Le troisième de ces mystères,
le plus sous-jacent parmi tous, c’est la disparition de Laura. Le spectateur
qui s’attendait à ce que ce mystère soit résolu retournera aussi bredouille que
Rafael dans le bus. Car, à la manière de L’avventura (1960), le film ne
cherche pas à répondre aux fameux « qu’est-il arrivé ? » À notre fascination
morbide pour la disparition du personnage principal. Il nous répondra avec une
facilité toute naturelle qu’il s’agit d’un désir d’aventure, coupler d’un désir
d’émancipation. Le message était on ne peut plus clair dans les annotations
laissées dans un livre par Laura et que pourtant Rafael a choisi d’ignorer.
Laura demeure de bout en bout la même femme attachante, sociable et investie
que le film nous présente au début. Et en ce sens, le film demeure bien plus
optimiste que L’avventura (1960). Ce qu’elle cherche, quoi que ce soit,
elle le trouve. Près de la fin, Laura sur son cheval rappelle Godiva. L’image
de la femme qui s’est dénudée pour réduire les taxes des habitants de Coventry
prend une autre signification. Celle de l’émancipation et de la liberté. Laura
ne sera pourtant pas nue dans cette scène, peut-être, pour nous épargner le
malheur de devenir aveugle comme « Peeping Tom ».
Ainsi, Laura devient un des
personnages de son émission de radio sur la femme qui ont marqué l’histoire. Et
voilà qu’il n’est peut-être pas si anodin que la deuxième moitié du film soit
raconté à travers un enregistrement radiophonique de ses aventures. Dans sa
soif de mystère et d’aventure, étant arrivé au bout de ce qu’elle pouvait
trouver dans livres, comme en témoigne ses multiples tentatives ratées à
raconter « l’histoire de la femme russe », il a fallu qu’elle s’autodétermine,
qu’elle se réapproprie ses mystères, et qu’elle raconte sa propre histoire. Et
ce même si elle ne désirait pas que son histoire soit révélée au monde entier.

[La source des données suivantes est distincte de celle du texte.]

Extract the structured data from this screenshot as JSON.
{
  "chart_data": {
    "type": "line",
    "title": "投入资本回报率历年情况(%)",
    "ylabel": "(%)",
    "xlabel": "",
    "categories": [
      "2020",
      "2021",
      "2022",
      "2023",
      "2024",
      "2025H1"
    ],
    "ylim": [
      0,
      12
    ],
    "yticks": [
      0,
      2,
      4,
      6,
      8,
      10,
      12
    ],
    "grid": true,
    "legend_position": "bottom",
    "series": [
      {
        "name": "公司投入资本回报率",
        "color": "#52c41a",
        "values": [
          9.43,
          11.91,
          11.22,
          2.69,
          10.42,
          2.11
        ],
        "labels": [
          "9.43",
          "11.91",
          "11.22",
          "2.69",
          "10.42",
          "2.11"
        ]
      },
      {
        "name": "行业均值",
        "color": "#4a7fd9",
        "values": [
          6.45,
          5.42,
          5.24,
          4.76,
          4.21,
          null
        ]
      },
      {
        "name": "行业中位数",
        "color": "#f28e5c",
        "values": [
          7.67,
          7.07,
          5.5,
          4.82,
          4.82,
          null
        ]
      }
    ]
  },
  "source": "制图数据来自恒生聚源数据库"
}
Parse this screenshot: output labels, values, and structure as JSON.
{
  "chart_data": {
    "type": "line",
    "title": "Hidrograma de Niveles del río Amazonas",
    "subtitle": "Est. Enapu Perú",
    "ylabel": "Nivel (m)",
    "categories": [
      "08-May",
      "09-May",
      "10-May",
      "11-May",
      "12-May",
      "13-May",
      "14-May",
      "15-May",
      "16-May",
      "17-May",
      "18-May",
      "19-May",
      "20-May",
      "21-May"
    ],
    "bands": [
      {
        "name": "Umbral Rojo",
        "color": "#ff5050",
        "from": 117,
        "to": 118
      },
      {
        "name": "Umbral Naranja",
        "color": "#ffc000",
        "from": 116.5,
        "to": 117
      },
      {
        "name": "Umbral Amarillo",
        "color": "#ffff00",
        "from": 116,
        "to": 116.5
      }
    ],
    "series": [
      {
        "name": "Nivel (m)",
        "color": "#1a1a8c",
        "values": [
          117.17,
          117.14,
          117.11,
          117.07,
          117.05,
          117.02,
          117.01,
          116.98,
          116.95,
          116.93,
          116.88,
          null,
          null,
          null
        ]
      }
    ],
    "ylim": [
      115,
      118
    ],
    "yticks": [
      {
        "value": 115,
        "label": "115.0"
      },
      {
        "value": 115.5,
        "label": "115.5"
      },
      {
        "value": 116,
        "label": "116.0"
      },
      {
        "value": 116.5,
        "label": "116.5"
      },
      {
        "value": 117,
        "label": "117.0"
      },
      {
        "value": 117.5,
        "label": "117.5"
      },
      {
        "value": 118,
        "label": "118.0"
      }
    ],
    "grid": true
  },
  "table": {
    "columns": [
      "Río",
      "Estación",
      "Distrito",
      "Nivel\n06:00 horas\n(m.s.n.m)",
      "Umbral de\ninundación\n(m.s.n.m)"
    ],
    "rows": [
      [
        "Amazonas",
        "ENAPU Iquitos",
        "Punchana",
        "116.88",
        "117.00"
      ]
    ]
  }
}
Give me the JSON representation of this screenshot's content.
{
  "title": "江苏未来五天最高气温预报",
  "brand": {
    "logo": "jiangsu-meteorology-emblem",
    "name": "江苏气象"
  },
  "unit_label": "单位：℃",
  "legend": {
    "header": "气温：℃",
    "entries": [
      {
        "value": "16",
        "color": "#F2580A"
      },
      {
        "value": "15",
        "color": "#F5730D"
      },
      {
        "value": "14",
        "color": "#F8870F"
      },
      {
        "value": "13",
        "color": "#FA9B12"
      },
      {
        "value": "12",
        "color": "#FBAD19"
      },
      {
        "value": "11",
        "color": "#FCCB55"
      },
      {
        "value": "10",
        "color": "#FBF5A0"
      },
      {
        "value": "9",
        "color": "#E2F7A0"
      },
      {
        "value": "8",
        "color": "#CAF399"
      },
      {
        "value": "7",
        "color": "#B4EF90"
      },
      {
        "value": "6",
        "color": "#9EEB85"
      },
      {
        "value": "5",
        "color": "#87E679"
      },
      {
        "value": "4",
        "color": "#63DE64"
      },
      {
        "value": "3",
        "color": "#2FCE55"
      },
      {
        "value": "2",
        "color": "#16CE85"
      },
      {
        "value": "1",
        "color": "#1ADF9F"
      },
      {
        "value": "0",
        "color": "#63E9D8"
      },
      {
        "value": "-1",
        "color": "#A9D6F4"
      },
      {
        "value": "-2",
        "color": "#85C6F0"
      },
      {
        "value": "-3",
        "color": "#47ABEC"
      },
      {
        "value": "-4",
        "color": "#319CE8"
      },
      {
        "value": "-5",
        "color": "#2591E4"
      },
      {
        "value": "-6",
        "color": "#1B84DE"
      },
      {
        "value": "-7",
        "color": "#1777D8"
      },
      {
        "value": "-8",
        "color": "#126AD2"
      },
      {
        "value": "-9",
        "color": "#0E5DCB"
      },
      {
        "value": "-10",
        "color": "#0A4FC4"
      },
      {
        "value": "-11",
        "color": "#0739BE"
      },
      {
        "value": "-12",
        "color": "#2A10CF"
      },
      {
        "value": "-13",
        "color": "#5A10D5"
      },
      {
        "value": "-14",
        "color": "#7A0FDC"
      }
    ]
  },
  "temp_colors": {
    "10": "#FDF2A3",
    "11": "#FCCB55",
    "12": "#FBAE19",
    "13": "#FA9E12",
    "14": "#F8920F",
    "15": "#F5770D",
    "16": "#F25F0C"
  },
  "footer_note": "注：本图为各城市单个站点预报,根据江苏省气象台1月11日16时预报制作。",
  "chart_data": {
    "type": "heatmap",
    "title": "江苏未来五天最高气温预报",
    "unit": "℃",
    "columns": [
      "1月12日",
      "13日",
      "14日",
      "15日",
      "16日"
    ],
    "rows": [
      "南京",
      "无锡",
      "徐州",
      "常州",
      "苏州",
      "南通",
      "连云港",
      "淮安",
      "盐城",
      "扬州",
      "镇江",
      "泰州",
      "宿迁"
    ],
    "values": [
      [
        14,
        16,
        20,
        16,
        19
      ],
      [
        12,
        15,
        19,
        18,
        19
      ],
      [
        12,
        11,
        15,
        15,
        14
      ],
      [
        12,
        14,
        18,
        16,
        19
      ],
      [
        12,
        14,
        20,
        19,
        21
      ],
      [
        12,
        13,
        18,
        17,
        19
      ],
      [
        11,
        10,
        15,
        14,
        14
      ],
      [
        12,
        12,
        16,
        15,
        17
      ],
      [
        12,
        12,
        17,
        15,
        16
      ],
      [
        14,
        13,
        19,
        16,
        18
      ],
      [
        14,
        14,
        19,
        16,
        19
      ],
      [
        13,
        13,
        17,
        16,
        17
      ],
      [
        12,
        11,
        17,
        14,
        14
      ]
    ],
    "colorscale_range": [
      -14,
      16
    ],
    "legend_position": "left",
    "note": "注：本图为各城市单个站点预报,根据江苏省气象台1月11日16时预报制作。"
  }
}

Elle se révélait à elle-même avant tout.
Comme la chronique des Cahiers
du Cinéma (numéro 807) l’a illustré, le cinéma argentin est en pleine
effervescence créative. Avec des films comme Trenque Lauquen en tête de file,
il est certain que l’avenir est prometteur. Leurs durées intimidantes ne sont
qu’un atout parmi tant d’autres, notamment la structure du collectif El Pampero
Cine, pour permettre de s’écarter des structures narratives étouffantes
héritées du théâtre et du cinéma commercial pour enfin épouser la liberté tant
au point de vue narratif que thématique. C’est tout à fait une joie de
constater que pour mériter une durée telle que celle-là, il n’est plus
nécessaire d’être un péplum ou une grande épopée romanesque. Avec d’autres
réalisateurs, par exemple Ryusuke Hamaguchi, il semble désormais plus que
jamais, possible de faire des fresques d’auteurs.